Hurricanes loom large in "Alligator Tales," Anne Galjour's one-woman show about people living on the edges of a Louisiana bayou.
Apt enough, for Galjour, herself, is something of a one-woman performance hurricane as she weaves in and out of eight different characters, spinning engrossing tales involving alligator patrols and turtle sauce piquant.
Galjour, who captivated Seattle audiences in years past with "The Krewe of Neptune" and "Hurricane" ("Alligator Tales" is a reworking of "Hurricane" and another one-act, "Mauvais Temps"), proves again that she is an enchanting storyteller. Her quirky characters (two sisters, one of whom wears saints' medals on her bra and is lusting after a man who's a lightning-bolt magnet; a neighboring couple; and assorted others) face challenges both physical (storms, floods, alligators) and metaphysical (apparitions of Jesus Christ).
Galjour has a wonderful ear for dialogue and a knack for blending humor and pathos, even tragedy, as her characters deal with everything from incoming Hurricane Wanda to romance to death.
As vivid as her characters are Galjour's descriptions of a bayou teeming with life, from the alligators, fish and mosquitoes, to the weather - almost a character in its moodiness and omnipresence. When she paints a word-picture of two characters in a boat waiting out a storm, we almost smell the damp heaviness of the marsh.
Her evocation of life in the bayou is well matched by Kate Edmunds' simple set (a chair, driftwood, an abstract background), Stephen LeGrand's subtle sound effects (rainfall, thunder and, best of all, chimes to evoke the shifting of leaves in the wind), and a beautiful lighting design by Kent Dorsey.
The play's only major shortcoming is in the second half when the characters go through many of the same travails (an oncoming storm, the encroachment of oil companies) that they've already been through in the first half. Now and then in this second act, the play threatens to slip into a soap-operalike "and then this happened to the character" type of storytelling. More focus on overarching themes might have helped. (For as often as it's mentioned, the infiltration of the oil companies doesn't really seem to go anywhere.)
Still, Galjour grounds all the action in such specifics of character and region that the situations never become generic. And director Sharon Ott keeps the pace and mood nicely modulated - from fast and furious during the storms to delicate and deliberate during quieter moments, including an ending that is poignant, almost mythical.

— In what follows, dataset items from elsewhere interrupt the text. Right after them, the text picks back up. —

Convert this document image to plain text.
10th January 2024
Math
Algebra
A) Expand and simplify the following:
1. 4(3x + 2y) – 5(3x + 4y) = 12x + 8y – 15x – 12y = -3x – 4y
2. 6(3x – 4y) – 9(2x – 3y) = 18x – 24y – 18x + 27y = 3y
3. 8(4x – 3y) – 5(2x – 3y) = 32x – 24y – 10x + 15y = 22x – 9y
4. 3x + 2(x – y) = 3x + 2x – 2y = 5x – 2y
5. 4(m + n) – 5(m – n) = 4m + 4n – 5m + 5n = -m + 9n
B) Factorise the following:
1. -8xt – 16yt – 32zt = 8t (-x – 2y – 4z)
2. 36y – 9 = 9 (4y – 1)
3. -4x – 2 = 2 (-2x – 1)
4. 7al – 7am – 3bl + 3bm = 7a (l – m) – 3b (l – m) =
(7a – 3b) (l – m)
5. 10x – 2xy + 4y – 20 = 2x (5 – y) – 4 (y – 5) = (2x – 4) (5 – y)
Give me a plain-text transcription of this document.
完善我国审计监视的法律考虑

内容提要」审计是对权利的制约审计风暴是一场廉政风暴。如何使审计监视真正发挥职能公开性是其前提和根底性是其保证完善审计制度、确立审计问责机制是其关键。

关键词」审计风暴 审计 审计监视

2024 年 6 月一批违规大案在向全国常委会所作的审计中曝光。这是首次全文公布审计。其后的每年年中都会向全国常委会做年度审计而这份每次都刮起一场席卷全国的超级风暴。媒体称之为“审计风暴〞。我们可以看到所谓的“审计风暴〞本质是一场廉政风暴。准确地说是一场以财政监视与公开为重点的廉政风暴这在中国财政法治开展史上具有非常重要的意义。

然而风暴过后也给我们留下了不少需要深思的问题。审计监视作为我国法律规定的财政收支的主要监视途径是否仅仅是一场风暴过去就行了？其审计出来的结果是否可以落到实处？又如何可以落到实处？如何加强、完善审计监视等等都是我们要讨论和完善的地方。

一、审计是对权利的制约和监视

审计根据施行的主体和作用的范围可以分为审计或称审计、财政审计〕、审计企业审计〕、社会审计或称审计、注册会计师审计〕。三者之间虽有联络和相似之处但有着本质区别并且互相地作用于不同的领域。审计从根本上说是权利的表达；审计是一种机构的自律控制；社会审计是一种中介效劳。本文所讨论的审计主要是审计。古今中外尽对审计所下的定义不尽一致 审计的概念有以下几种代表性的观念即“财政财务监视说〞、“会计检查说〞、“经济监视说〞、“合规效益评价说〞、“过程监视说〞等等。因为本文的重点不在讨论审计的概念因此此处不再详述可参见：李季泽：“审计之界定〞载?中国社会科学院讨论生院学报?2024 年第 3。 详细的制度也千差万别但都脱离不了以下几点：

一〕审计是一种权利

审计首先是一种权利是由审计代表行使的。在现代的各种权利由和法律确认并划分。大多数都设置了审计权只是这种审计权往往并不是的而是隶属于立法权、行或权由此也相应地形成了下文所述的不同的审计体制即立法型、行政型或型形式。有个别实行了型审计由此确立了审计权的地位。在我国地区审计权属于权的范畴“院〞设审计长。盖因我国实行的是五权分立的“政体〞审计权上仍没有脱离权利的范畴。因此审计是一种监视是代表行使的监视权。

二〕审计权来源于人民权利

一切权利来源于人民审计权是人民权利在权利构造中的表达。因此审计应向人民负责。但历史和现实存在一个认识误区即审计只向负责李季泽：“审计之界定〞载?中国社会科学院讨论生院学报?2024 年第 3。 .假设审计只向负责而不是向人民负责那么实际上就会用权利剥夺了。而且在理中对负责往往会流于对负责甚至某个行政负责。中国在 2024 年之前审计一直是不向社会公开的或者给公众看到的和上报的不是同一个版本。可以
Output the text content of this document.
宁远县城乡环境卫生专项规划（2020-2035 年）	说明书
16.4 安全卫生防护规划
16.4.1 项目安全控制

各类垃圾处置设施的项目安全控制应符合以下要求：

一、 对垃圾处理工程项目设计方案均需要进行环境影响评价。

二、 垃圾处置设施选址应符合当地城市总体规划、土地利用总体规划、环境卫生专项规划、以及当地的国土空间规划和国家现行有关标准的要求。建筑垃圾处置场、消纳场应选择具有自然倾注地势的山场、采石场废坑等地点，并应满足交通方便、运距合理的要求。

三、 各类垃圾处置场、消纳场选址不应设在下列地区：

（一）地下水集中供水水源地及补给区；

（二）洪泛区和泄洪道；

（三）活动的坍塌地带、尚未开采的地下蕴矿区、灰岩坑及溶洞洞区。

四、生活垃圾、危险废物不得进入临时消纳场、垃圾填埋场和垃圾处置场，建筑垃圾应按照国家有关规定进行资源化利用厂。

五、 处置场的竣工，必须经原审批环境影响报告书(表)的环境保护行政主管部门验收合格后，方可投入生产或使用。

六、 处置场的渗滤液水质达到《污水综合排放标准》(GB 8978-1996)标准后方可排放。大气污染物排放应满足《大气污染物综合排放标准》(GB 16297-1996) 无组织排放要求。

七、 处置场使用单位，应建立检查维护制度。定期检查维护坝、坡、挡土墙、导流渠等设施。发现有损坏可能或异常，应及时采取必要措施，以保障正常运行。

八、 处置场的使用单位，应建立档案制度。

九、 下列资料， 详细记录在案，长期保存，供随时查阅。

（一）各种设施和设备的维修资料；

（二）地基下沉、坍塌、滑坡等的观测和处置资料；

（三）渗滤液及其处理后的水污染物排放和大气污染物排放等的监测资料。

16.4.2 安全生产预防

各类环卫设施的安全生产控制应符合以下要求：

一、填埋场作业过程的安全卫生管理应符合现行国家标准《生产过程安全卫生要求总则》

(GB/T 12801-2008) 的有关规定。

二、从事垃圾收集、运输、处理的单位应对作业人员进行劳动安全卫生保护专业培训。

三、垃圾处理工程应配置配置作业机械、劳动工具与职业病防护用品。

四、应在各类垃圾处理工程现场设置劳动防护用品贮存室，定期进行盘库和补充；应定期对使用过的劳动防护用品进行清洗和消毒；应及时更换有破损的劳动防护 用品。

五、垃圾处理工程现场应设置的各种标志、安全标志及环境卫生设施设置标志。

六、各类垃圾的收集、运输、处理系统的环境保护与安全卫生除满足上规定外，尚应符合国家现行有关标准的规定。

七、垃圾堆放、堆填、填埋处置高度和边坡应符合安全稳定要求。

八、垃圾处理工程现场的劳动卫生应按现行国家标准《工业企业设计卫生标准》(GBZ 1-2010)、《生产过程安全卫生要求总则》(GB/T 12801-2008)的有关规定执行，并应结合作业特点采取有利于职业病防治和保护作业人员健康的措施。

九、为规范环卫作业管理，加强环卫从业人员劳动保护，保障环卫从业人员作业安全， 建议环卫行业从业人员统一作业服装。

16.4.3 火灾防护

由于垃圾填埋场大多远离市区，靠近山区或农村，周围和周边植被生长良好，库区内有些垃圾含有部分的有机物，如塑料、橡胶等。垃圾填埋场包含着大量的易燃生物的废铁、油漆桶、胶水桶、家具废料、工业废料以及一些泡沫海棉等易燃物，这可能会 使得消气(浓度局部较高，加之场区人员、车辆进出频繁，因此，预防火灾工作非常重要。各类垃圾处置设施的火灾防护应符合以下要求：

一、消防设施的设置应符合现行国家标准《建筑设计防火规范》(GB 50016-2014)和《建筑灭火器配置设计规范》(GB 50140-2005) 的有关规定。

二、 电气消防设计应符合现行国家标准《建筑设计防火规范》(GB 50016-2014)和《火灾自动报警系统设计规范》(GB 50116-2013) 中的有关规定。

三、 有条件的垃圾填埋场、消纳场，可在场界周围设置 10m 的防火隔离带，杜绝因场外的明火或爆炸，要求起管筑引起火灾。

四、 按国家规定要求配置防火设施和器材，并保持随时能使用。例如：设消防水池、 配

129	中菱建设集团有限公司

Seattle Rep could not have chosen two more different plays to close its season: the sparely staged, personal stories of "Alligator Tales" and the sumptuous 19th-century comedy of Oscar Wilde's "An Ideal Husband." Be glad it did, for each play is richly absorbing and utterly delightful in its own way, doing what the best theater pieces do: taking audiences to different times and places, exploring the fertile minds of talented playwrights. And best of all, touching the human heart.